The initiative follows the failure of the Healthy People 2010 program to achieve its goals to reduce obesity, they explain, noting that the American Osteopathic Association passed a resolution the following year stipulating that the obesity epidemic had to be addressed in the practices of all osteopathic physicians.

TUCOM’s obesity curriculum has evolved each year since 2011, supported by several foundational underpinnings: an annual survey to assess bias before and after the curriculum; lectures in the first and second year with a postcurriculum multiple-choice exam to assess gained knowledge about obesity; and interactive case-study simulations during third year. In the fourth year, there was no educational intervention, but students were again surveyed to see whether the impact of the curriculum on the way they thought about obesity was holding.

At the time the curriculum was initiated in 2011, second- and third-year medical students of the graduating classes of 2014 and 2013 who did not complete the curriculum were given an examination to establish baseline values. They served as the control group.

Greater Knowledge Following Completion of Obesity Curriculum

The 528 students who completed the first year of the obesity curriculum showed significantly greater medical knowledge about obesity when compared with controls. Multiple-choice exam scores demonstrated their superior understanding of obesity-related epidemiology, pathophysiology, and metabolic factors as well as nutrition, diet, physical activity, behavior modification, pharmacologic and nonpharmacologic interventions, and associated chronic disorders.

By comparison, the controls who didn’t receive the curriculum “significantly underperformed” on the exam, “demonstrating their lack of knowledge on the topic of obesity,” the study authors say.
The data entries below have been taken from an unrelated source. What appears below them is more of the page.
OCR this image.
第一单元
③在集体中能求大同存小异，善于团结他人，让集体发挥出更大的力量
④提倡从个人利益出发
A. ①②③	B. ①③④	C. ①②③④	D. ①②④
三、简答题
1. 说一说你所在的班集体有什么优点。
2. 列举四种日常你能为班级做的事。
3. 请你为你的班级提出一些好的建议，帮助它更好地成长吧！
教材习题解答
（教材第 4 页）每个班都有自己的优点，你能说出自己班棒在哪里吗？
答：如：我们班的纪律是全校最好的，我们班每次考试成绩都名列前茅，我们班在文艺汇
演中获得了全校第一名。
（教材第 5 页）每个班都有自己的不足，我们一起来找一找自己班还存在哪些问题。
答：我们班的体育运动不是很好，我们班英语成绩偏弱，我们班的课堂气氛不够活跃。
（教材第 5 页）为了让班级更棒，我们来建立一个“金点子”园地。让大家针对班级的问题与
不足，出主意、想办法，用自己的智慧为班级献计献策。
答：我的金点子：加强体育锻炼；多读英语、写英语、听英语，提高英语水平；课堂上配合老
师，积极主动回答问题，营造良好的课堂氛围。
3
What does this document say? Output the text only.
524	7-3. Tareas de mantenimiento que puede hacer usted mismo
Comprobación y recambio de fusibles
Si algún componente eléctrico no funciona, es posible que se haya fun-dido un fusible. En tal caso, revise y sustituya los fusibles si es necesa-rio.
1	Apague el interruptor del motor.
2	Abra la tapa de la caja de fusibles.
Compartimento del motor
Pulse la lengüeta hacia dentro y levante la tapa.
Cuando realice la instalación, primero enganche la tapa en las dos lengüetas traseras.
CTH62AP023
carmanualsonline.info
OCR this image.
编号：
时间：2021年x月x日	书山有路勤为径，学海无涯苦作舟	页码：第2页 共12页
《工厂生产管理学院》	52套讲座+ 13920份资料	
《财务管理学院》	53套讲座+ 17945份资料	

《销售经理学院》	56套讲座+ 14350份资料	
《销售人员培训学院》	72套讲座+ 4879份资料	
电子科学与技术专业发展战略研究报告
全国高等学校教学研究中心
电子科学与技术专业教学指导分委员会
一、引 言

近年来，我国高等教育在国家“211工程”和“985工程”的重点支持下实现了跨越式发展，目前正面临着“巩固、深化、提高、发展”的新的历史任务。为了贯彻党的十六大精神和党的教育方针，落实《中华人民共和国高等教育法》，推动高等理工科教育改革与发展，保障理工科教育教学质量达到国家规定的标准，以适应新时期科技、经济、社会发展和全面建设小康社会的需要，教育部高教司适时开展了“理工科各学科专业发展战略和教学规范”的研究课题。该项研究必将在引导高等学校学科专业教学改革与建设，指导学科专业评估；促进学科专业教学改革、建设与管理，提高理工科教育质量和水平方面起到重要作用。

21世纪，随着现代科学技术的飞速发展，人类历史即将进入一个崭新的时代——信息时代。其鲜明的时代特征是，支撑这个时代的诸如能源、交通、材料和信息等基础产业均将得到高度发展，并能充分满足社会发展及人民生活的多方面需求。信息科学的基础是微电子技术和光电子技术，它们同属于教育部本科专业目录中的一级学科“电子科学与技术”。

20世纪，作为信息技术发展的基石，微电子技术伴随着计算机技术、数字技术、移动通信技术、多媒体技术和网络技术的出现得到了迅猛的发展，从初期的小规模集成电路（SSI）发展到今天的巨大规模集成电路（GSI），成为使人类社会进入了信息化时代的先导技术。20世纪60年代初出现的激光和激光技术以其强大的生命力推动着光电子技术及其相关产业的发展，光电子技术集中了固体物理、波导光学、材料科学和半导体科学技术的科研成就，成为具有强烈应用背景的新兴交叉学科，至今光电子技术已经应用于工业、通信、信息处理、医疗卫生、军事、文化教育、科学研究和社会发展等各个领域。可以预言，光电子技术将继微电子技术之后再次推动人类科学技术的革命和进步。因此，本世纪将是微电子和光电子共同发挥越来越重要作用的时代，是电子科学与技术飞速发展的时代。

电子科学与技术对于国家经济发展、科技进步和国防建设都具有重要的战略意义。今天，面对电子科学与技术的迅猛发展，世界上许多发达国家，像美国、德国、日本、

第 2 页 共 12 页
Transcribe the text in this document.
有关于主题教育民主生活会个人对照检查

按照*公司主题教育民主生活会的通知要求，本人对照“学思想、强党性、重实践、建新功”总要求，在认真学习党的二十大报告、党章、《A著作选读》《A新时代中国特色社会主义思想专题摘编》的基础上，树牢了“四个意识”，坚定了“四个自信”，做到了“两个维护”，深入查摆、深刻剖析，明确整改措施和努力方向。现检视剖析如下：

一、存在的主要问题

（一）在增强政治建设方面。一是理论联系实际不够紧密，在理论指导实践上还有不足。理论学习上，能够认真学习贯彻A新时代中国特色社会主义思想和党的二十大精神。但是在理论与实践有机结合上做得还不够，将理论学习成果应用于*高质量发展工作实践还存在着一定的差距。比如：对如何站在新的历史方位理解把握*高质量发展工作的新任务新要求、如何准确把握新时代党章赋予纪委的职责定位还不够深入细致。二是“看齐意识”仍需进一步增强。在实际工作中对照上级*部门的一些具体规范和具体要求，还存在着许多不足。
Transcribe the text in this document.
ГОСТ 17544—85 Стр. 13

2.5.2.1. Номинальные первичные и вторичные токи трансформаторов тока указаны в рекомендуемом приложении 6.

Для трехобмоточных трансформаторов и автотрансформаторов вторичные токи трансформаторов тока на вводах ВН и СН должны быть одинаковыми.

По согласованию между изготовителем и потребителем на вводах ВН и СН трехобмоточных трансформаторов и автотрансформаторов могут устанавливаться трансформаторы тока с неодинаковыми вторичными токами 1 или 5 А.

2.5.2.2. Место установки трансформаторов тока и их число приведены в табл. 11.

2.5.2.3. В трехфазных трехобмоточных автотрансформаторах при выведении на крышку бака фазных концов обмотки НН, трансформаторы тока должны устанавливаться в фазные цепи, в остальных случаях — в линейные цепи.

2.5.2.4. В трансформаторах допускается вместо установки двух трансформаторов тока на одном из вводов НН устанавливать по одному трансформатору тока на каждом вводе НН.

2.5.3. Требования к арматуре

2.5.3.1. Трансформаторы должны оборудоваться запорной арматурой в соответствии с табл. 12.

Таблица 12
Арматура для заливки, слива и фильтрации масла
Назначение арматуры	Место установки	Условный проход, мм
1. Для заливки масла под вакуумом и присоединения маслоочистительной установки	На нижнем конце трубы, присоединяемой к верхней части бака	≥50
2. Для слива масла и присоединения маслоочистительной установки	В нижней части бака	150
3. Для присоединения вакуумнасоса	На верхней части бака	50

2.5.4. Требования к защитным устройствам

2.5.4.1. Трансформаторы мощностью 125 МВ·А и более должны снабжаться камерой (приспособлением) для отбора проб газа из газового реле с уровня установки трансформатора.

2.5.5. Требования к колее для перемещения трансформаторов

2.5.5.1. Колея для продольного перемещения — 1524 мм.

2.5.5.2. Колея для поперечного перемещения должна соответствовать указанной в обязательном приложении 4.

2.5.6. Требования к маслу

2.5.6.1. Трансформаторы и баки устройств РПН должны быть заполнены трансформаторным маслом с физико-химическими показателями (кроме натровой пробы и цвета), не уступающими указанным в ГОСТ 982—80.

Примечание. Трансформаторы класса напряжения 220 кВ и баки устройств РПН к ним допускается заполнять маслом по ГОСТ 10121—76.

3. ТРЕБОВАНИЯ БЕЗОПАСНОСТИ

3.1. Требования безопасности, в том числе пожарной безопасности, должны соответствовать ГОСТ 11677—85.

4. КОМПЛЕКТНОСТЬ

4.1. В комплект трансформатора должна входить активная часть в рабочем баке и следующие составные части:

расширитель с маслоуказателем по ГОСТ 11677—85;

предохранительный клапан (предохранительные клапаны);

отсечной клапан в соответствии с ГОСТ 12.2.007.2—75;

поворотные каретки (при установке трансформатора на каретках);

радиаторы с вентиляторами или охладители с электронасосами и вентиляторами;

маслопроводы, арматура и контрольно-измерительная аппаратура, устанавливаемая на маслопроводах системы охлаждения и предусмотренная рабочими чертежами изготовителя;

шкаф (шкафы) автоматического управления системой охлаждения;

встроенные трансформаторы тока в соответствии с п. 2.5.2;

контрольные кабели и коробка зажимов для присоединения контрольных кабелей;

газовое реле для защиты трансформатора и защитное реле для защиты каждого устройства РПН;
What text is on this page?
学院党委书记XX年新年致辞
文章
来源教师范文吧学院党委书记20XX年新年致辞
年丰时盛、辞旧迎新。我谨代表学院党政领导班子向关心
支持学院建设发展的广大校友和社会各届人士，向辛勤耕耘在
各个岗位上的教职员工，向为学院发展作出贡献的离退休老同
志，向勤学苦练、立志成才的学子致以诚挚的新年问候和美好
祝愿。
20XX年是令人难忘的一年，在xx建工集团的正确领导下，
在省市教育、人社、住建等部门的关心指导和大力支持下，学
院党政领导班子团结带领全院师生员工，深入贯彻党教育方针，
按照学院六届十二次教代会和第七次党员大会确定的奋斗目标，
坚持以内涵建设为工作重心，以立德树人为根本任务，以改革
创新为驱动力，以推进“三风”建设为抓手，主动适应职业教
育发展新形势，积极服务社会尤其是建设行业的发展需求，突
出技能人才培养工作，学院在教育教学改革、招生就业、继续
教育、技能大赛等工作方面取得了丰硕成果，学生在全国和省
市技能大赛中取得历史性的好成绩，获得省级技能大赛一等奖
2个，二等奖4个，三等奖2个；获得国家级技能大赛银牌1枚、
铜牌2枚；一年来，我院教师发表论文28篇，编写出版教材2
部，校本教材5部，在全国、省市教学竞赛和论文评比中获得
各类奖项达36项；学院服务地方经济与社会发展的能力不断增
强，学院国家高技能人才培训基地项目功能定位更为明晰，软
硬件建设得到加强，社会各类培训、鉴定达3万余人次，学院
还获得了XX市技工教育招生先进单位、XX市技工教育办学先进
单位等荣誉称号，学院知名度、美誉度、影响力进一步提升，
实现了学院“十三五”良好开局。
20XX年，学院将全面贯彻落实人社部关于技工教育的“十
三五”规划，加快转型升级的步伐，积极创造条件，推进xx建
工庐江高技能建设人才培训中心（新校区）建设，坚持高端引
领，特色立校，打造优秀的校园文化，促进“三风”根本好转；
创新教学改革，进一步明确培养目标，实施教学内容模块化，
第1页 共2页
The pooled average first-year examination scores for the multiple-choice obesity test for students who completed the obesity curriculum were 72.4%, 92.6%, 91.2%, and 89.0% for graduation years 2015 to 2018 inclusive, compared with 47.2% and 52.6% (P < 0.01) for the controls in graduation years 2013 and 2014 (who had not completed the obesity curriculum).

TUCOM’s obesity curriculum may be one of the first to address health disparities and ethnic differences in obesity, Dr Gayer and colleagues say. In addition, it includes information on the global burden of the obesity epidemic and the interaction between obesity, metabolic syndrome, and climate change/air pollution. This conforms to the recent position paper on climate change and health issued by the American College of Physicians, they note.

Change Will Take Time

Ridding the healthcare system of negative attitudes about obesity won’t happen overnight, but the first step is awareness and education, Dr Gayer told Medscape Medical News. “Shifts in any foundational belief system take time to develop.”

Previous studies show that when an obesity curriculum emphasizes only controllable causes such as diet and exercise, students are more biased toward obesity than those taught both controllable and uncontrollable causes of obesity, such as genetics and environment.

Will a comprehensive obesity-specific curriculum be enough to make positive attitudes stick? The study authors will be launching phase 2 and 3 of the current study to find out.

In phase 2, the comprehensive obesity-specific curriculum will be packaged into online-learning modules for use by other medical schools and residency programs. In phase 3, the curriculum will be modified for specific residency-specialty programs and extended to residents in continuity-of-care clinics. The “ultimate goal,” explained Dr Gayer, is to determine whether the improved knowledge and change in attitude toward obesity can endure — and result in better clinical outcomes for residents’ overweight and obese patients.

The study authors report no relevant financial relationships.